In 2013, a freshman named Nathan DeLuca scored the first goal for Woodstock Academy as a varsity hockey program. Coach Mike Starr remembered it on March 18 at Ingalls Rink after that kid, grown up into a senior captain, scored the winning goal in the Division III championship game.
DeLuca’s goal on a short-handed two-on-none, the second of his three goals in the game, broke a tie on the way to a 7-3 win over Hall/Southington, giving the Centaurs a title in just their fourth varsity season.
“I knew last year’s senior class would be something we could build around,” Starr said. “This senior class was determined. They weren’t going to let it slip away.”

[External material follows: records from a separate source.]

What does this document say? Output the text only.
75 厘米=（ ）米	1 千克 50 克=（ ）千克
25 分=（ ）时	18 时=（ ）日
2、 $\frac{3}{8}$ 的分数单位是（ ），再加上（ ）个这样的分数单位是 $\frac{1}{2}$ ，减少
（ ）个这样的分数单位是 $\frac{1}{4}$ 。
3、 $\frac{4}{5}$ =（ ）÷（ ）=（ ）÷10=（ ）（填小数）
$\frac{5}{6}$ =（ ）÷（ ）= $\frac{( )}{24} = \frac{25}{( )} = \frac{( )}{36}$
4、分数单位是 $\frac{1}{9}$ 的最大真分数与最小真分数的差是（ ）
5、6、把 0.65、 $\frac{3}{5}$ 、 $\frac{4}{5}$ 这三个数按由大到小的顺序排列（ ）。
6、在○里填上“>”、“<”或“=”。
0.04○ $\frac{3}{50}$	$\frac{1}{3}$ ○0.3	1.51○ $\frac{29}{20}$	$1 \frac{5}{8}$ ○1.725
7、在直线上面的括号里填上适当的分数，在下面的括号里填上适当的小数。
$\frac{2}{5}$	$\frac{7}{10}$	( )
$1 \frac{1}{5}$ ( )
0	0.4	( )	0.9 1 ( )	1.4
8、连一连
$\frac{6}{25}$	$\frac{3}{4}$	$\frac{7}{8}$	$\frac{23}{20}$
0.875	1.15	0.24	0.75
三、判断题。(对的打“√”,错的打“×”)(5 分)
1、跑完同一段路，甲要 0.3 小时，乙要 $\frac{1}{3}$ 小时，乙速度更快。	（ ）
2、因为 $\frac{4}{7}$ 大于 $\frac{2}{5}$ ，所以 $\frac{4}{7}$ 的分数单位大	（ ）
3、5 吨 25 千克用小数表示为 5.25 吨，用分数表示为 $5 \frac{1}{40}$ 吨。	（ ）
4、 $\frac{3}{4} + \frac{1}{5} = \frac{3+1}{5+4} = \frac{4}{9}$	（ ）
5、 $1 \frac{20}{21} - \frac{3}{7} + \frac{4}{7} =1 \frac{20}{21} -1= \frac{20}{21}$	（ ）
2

Hall/Southington, pesky to teams in all weight classes all season, wouldn’t go quietly. Jacob Mohr reached into the crease to backhand home a goal a split-second before the second-period buzzer to cut Woodstock’s lead to 3-2. The Warrior Knights tied it nine seconds into the third period, Jeremy Fortin going to the front of the net to take Mohr’s feed and beat Cal Wilcox, giving Fortin and Mohr three points apiece.
The Warrior Knights carried the next six minutes, too, and earned the game’s only power play.

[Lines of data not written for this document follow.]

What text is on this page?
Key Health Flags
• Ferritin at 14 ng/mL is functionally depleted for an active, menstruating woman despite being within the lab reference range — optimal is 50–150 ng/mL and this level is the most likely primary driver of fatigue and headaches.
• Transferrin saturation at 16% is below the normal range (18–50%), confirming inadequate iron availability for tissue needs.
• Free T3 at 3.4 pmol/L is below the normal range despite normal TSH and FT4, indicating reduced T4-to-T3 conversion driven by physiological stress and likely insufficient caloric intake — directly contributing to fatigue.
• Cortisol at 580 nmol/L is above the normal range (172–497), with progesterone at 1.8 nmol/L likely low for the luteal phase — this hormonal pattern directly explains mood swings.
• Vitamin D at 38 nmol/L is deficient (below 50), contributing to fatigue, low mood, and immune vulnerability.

“We knew we had to get the next (goal),” DeLuca said. “We’d thought we had to get the next one coming out for the third.”

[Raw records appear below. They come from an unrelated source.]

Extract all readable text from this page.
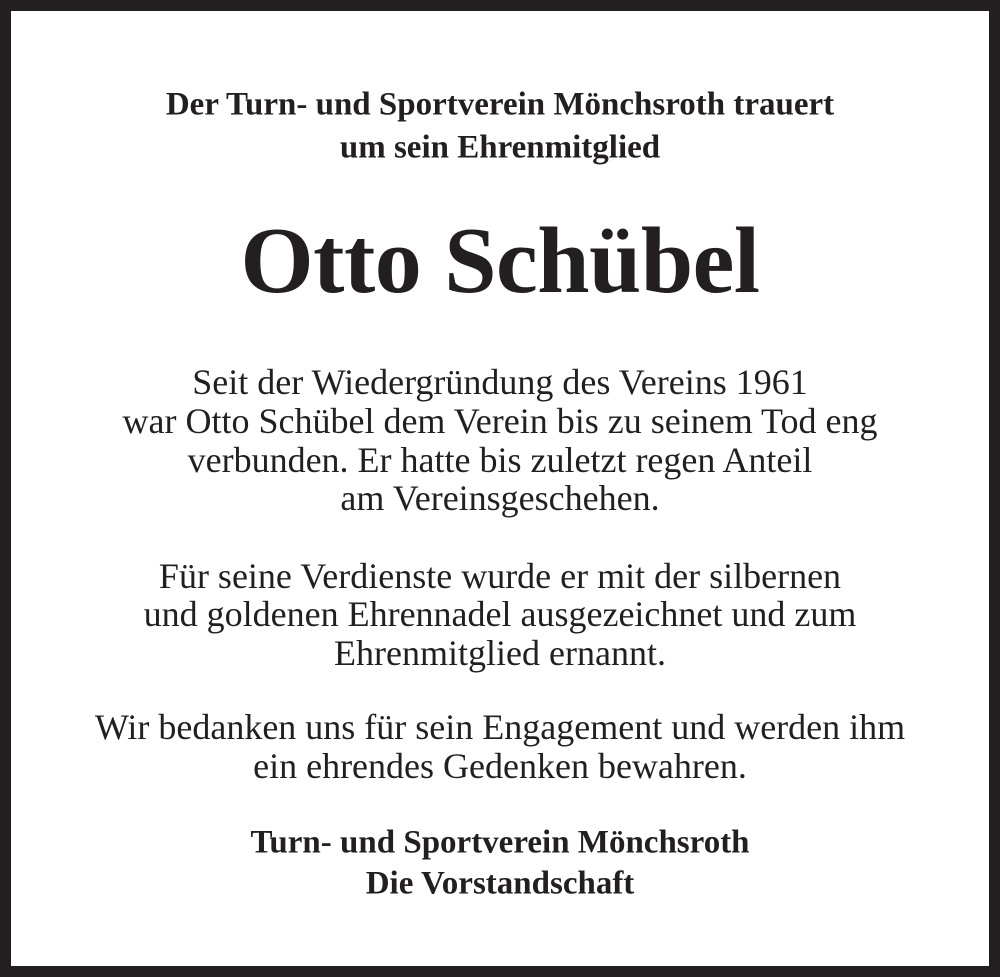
Der Turn- und Sportverein Mönchsroth trauert
um sein Ehrenmitglied
Otto Schübel
Seit der Wiedergründung des Vereins 1961
war Otto Schübel dem Verein bis zu seinem Tod eng
verbunden. Er hatte bis zuletzt regen Anteil
am Vereinsgeschehen.
Für seine Verdienste wurde er mit der silbernen
und goldenen Ehrennadel ausgezeichnet und zum
Ehrenmitglied ernannt.
Wir bedanken uns für sein Engagement und werden ihm
ein ehrendes Gedenken bewahren.
Turn- und Sportverein Mönchsroth
Die Vorstandschaft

It was DeLuca who got it, killing a penalty alongside freshman Jake Starr. A deflected puck caromed high and hard off the glass next to the Woodstock bench. DeLuca chipped it past a defenseman caught in-between, giving himself a two-on-none up the left wing with the freshman to his right. “I heard (Jake Starr) yelling “don’t pass it,” DeLuca said. He beat Zach Monti over the glove with 8:54 left.
Three more goals, all in 77 seconds, put it away.
The Centaurs finished 22-2-1, including 15-1 against Division III opponents. The one loss was to Hall/Southington, 3-2, late in the regular season. The Warrior Knights were 12-10-3, but 10-4-2 against Division III foes; they had a pair of losses to WMRP, the team they beat in the semifinals, and two to Woodstock Academy.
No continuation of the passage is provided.